Настурция

Натали Клим
I
Когда мы переехали в Киев, наша первая квартира оказалась на окраине города. Рядом были лес, озеро, речка, а чуть дальше – добротный частный сектор, который по прошествии лет был на корню уничтожен. Крепкие дома пошли под снос, сады пришли в запустение…

Уцелело только название, которое стало именовать собой новый спальный микрорайон, который теперь ничем не напоминал прежнюю идиллическую картину, достойную кисти художника.

Так вот, много лет тому назад, когда в нашем лесу водились разные звери, а в озере ловилась рыба, на намытом песке выросли панельные пятиэтажки.
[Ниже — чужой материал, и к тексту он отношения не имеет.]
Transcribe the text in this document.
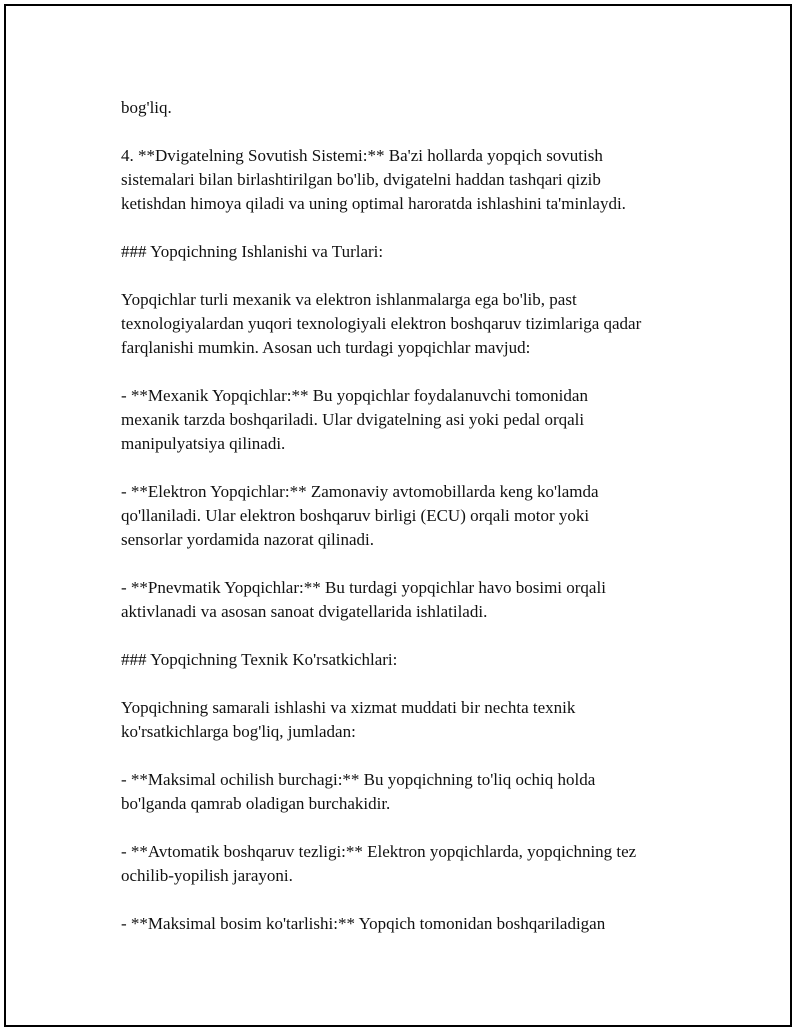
bog'liq.

4. **Dvigatelning Sovutish Sistemi:** Ba'zi hollarda yopqich sovutish
sistemalari bilan birlashtirilgan bo'lib, dvigatelni haddan tashqari qizib
ketishdan himoya qiladi va uning optimal haroratda ishlashini ta'minlaydi.

### Yopqichning Ishlanishi va Turlari:

Yopqichlar turli mexanik va elektron ishlanmalarga ega bo'lib, past
texnologiyalardan yuqori texnologiyali elektron boshqaruv tizimlariga qadar
farqlanishi mumkin. Asosan uch turdagi yopqichlar mavjud:

- **Mexanik Yopqichlar:** Bu yopqichlar foydalanuvchi tomonidan
mexanik tarzda boshqariladi. Ular dvigatelning asi yoki pedal orqali
manipulyatsiya qilinadi.

- **Elektron Yopqichlar:** Zamonaviy avtomobillarda keng ko'lamda
qo'llaniladi. Ular elektron boshqaruv birligi (ECU) orqali motor yoki
sensorlar yordamida nazorat qilinadi.

- **Pnevmatik Yopqichlar:** Bu turdagi yopqichlar havo bosimi orqali
aktivlanadi va asosan sanoat dvigatellarida ishlatiladi.

### Yopqichning Texnik Ko'rsatkichlari:

Yopqichning samarali ishlashi va xizmat muddati bir nechta texnik
ko'rsatkichlarga bog'liq, jumladan:

- **Maksimal ochilish burchagi:** Bu yopqichning to'liq ochiq holda
bo'lganda qamrab oladigan burchakidir.

- **Avtomatik boshqaruv tezligi:** Elektron yopqichlarda, yopqichning tez
ochilib-yopilish jarayoni.

- **Maksimal bosim ko'tarlishi:** Yopqich tomonidan boshqariladigan
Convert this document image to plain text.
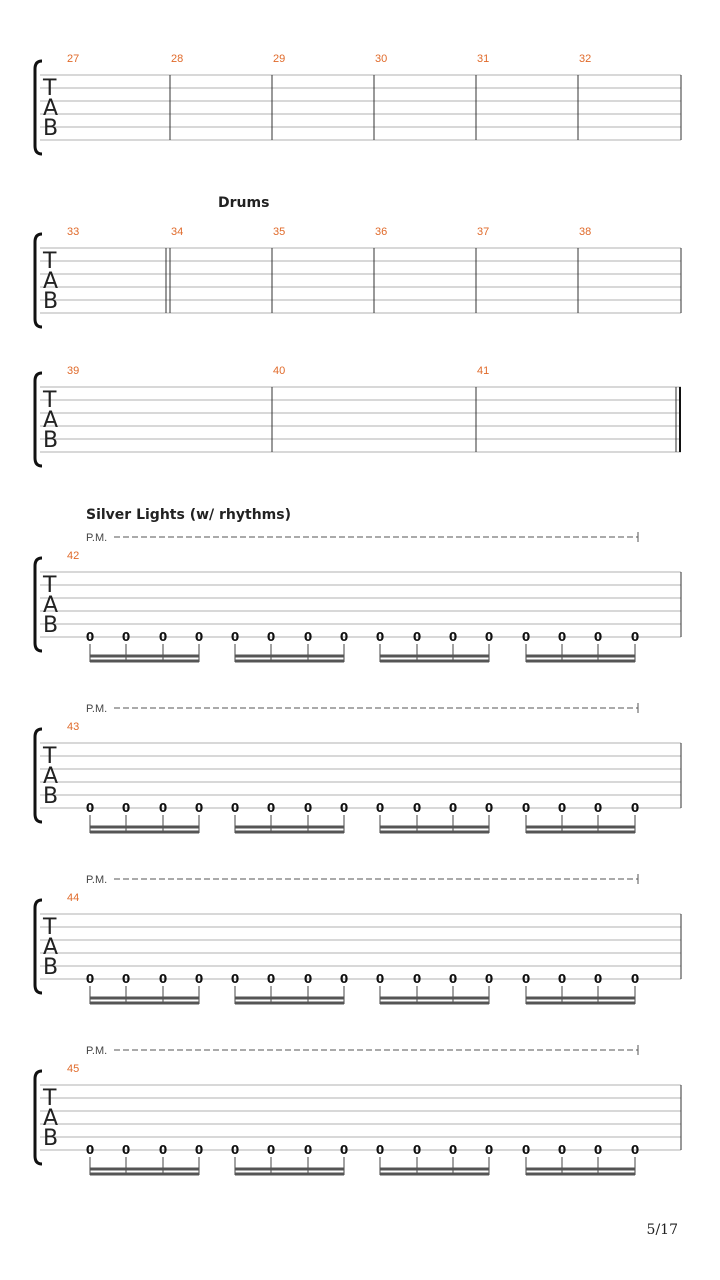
T
A
B
27	28	29	30	31	32
Drums
T
A
B
33	34	35	36	37	38
T
A
B
39	40	41
Silver Lights (w/ rhythms)
P.M.
T
A
B
42
0 0 0 0 0 0 0 0 0 0 0 0 0 0 0 0
P.M.
T
A
B
43
0 0 0 0 0 0 0 0 0 0 0 0 0 0 0 0
P.M.
T
A
B
44
0 0 0 0 0 0 0 0 0 0 0 0 0 0 0 0
P.M.
T
A
B
45
0 0 0 0 0 0 0 0 0 0 0 0 0 0 0 0
5/17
Жители часто путались в них, поскольку возведённые по типовому проекту, они были как близнецы похожи между собой. Однако, тяготы не налаженного быта, не подведенные коммуникации и отсутствие городского транспорта так изматывали взрослых, что они переставали удивляться, когда кто-то попадал не в свою квартиру.

Поздним вечером, добравшись часа за полтора домой с правого берега Днепра на левый, они шли за водой к колодцам того самого частного сектора.  Переговаривались с хозяевами, не спеша курили, одалживали топливо для керосинок или десяток яиц к завтраку – и, окинув завистливым взглядом крепкое, обустроенное хозяйство, возвращались в свои безликие «хрущёвские» коробки.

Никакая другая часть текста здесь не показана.